İkinci senaryoda, her iki taraf da eşit uzaklıkta bulunuyor.
Simülasyonda görüleceği üzere eşit uzaklık bir açıdan bakıldığında her iki tarafta birebir anda birbirlerini görüyor. Kısaca mouse’a süratli tıklayan ve aim’i güzel olan kazanır. %50 – %50 bahtınız bulunuyor.
Son olarak da düşmanımızı en uzaktan karşıladığımız (peek’lediğimiz) bir simülasyona bakalım.
Son simülasyonda görüş sınırı çizgilerine bakıldığında; düşmanınız sizi görmeden siz onu evvel görüyorsunuz ve ne kadar uzakta olursanız, düşmanı önce fark etme talihiniz o kadar artar. Tıpkı birinci senaryodaki gibi ama mantıken bu sefer kırmızı nokta sizsiniz.

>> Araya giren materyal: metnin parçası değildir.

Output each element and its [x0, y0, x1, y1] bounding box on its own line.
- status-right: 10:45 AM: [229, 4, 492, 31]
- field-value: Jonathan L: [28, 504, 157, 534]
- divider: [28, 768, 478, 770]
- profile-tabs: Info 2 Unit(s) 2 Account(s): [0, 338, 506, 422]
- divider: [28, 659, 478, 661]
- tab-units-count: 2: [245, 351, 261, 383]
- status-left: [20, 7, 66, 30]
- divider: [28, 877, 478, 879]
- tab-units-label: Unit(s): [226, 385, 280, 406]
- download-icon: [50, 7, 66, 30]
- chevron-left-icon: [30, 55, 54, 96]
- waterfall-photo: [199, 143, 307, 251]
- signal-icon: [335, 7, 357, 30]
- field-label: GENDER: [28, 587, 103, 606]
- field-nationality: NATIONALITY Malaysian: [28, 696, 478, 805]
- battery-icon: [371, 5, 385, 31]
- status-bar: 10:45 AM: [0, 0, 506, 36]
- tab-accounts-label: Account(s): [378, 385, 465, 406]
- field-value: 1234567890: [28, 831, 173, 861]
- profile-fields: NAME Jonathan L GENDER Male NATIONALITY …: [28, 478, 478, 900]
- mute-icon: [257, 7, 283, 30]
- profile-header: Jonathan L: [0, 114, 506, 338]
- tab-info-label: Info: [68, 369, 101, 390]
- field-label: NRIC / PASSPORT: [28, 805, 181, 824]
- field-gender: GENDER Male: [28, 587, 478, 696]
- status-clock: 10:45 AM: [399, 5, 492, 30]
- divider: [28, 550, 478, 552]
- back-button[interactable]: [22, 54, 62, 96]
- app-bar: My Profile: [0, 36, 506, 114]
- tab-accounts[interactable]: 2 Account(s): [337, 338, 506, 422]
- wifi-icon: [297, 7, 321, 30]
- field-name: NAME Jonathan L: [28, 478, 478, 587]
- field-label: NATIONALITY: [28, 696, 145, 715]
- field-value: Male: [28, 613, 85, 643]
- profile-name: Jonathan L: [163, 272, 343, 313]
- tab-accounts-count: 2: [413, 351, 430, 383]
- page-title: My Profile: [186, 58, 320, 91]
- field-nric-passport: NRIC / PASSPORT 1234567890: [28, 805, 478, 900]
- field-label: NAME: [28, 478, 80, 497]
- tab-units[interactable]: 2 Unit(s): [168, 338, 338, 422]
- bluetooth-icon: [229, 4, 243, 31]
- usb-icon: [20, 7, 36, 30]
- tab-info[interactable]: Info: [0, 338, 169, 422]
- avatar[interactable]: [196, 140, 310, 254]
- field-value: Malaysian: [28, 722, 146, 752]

Sonuç olarak yapılan tüm simülasyonlara bakıldığında en avantajlı durum, düşmanı en uzak uzaklıktan karşınıza almak yahut oyuncu terimiyle “peek’lemek”.
Verdiğimiz bu taktiği bir oyun esnasında uygulamak tahminen o heyecan ve atmosferle sıkıntı olabilir ancak sakinliğinizi koruyup bu görüş avantajını kullanmayı unutmayın!